警備員「ならば、こっち方面はダメ。反対側に回って。」

まさにその時だった。
近くで爆竹が「ドカーン」と鳴ったかと思ったら、一斉に花火や火炎瓶が辺りに投げ込まれた。どうやら、一触即発状態だったサポーター同士の衝突がついに勃発した模様。

カオス。大混乱。パニック・・・。
私の足元付近にも火炎瓶が飛んできて、炎が上がった。
「うわわぁぁーーー!!!!!!」
警官がすかさず催涙ガスを放射。私も巻き込まれた。途端に目が開けられなくなる。玉ねぎの汁を直接目にぶっかけられたような痛さ。
「ぎょえぇぇーー!! 死ぬっ!! 死ぬっ!!  ひえぇーー!!!!」
大声で喚き、叫び、目は開けられないが、とにかくその場を走って逃げる私。

ようやく落ち着いた場所に辿り着き、一息付いて、ハッと気が付いたこと。
こんな命がけのヤバい状態でも、私は決して右手のコーラと左手のハンバーガーを握りしめ、手放さなかったのであった。

もうすっかり、ぐるりと回って自分の席に行こうとする気力が失せた私。
とにかく客席に入り、いざとなった時いつでも身の安全を確保できるように、最上階のテラス通路に上がり、立ち見での観戦を決め込んだ。実際、そういう観客はたくさんいた。


凄まじいアクシデントがもう一度発生した。
誰だったかは忘れたが、とにかくラツィオにゴールが入った。
その時、スタジアムは怒涛のごとく揺れ、再びカオスとなった。
私の身の回りにいたラツィアーレが、狂ったように誰かれとなく抱き合い、雄叫びを上げて喜びを爆発させた。抱き合ってなんて言うと聞こえがいいが、要するにもみくちゃ、グッチャグチャだった。
私なんかは誰がどう見ても現地人ではないのに、狂喜乱舞に巻き込まれ、羽交い締めにされたかのように抱き締められ、そしてメガネを潰された。旅先で大切なメガネをぶっ壊された。茫然自失だった。


こんなにも激しく、熱く、こんなにも恐ろしいのか、ダービーというのは・・・。


年月が経つと、これらは逆に貴重な一生忘れられない思い出に昇華する。経験した人間だけが分かる本場のダービーのすごさ。想像を絶するような体験。
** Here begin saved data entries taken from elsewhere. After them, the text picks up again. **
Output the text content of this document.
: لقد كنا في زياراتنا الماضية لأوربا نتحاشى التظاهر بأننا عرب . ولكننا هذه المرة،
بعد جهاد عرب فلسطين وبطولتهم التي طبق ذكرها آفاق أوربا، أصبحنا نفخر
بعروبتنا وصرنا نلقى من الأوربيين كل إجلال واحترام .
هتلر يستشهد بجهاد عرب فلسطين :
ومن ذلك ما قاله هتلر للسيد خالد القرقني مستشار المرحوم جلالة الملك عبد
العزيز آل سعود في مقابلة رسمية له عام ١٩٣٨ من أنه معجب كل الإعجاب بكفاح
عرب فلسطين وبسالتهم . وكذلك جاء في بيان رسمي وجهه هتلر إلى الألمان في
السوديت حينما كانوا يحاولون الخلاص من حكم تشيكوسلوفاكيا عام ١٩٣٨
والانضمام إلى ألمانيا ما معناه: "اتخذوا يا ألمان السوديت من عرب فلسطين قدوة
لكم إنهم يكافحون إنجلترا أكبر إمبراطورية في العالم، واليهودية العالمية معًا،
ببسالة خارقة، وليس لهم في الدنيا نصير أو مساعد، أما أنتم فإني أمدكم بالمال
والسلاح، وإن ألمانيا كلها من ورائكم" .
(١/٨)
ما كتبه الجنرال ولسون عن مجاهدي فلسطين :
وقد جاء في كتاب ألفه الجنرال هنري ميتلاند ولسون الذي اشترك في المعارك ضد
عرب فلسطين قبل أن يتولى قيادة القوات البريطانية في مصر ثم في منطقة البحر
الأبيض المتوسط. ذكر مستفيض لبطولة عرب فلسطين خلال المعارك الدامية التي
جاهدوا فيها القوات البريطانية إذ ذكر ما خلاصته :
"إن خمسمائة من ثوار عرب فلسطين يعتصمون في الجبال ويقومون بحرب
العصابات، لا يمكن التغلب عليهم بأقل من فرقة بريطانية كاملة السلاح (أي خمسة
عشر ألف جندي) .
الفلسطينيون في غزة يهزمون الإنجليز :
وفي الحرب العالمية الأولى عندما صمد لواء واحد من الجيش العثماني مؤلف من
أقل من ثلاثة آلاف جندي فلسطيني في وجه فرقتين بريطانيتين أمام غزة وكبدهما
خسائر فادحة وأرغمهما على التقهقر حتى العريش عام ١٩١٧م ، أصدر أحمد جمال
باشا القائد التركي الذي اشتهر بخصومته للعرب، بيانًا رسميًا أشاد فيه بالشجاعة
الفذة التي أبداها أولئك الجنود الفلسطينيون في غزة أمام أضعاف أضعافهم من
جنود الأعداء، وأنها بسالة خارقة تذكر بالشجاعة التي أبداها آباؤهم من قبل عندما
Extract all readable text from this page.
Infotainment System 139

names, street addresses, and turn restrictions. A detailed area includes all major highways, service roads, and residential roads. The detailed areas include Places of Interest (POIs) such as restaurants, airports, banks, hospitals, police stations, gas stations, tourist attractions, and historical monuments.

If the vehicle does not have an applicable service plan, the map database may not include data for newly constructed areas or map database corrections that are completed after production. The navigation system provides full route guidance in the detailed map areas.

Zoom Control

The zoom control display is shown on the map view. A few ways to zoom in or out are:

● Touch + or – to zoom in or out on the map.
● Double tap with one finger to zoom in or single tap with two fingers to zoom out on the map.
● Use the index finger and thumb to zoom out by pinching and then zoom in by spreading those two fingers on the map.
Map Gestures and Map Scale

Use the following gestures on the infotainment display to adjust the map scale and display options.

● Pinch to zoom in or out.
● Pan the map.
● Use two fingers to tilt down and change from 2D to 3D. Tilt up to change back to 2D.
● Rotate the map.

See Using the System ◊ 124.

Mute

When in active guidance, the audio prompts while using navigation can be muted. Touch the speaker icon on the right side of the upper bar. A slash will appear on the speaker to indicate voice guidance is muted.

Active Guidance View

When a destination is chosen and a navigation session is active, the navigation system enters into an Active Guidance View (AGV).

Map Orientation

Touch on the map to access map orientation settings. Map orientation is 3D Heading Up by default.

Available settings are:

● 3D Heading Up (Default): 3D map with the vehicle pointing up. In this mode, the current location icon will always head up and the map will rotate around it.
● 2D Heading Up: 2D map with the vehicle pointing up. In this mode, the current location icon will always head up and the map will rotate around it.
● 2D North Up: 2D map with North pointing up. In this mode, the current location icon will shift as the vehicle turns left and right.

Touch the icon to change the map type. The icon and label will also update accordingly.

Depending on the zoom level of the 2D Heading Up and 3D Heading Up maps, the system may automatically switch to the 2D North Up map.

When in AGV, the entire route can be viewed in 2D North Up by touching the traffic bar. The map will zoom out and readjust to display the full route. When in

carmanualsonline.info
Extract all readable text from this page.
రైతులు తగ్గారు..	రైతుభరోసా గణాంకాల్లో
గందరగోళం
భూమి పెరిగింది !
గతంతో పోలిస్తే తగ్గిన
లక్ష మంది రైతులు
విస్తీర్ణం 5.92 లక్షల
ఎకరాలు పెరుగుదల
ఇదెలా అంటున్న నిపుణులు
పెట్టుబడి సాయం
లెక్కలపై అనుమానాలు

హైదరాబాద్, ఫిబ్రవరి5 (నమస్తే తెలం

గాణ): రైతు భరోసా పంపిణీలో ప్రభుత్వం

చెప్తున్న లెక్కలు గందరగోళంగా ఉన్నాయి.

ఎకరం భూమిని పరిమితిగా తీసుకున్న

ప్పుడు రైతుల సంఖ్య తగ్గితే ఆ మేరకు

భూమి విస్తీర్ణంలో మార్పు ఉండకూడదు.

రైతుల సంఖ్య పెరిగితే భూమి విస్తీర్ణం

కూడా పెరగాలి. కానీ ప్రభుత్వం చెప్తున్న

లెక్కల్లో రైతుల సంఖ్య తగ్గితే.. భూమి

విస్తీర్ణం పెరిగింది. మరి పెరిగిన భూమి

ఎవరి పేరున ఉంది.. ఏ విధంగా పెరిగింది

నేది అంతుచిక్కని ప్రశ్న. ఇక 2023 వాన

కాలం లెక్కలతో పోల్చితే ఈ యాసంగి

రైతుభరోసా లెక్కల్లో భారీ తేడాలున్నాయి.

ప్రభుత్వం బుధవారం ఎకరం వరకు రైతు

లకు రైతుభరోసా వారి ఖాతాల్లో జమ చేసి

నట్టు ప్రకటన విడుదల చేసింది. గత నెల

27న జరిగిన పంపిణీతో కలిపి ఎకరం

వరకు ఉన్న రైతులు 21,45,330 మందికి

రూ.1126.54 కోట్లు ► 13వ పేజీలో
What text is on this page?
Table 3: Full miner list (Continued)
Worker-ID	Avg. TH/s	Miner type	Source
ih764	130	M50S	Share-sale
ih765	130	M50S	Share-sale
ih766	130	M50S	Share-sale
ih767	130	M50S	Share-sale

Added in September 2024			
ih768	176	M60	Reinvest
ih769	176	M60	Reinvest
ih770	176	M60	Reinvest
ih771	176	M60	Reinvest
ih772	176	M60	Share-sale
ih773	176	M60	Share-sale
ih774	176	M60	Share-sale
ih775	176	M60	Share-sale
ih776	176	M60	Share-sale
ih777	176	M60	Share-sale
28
話を降り出しに戻すが、鎌田クンはそのチームに行くわけだ。
是非、選手として、ローマ・ダービーの凄さを体感してほしい。

もしダービーで得点し、勝利に貢献したら、神のように奉られる。
逆に、活躍できなかったら、袋叩きに合う。
頑張ってね。

2023-24新シーズンの開幕は、来週末からスタート。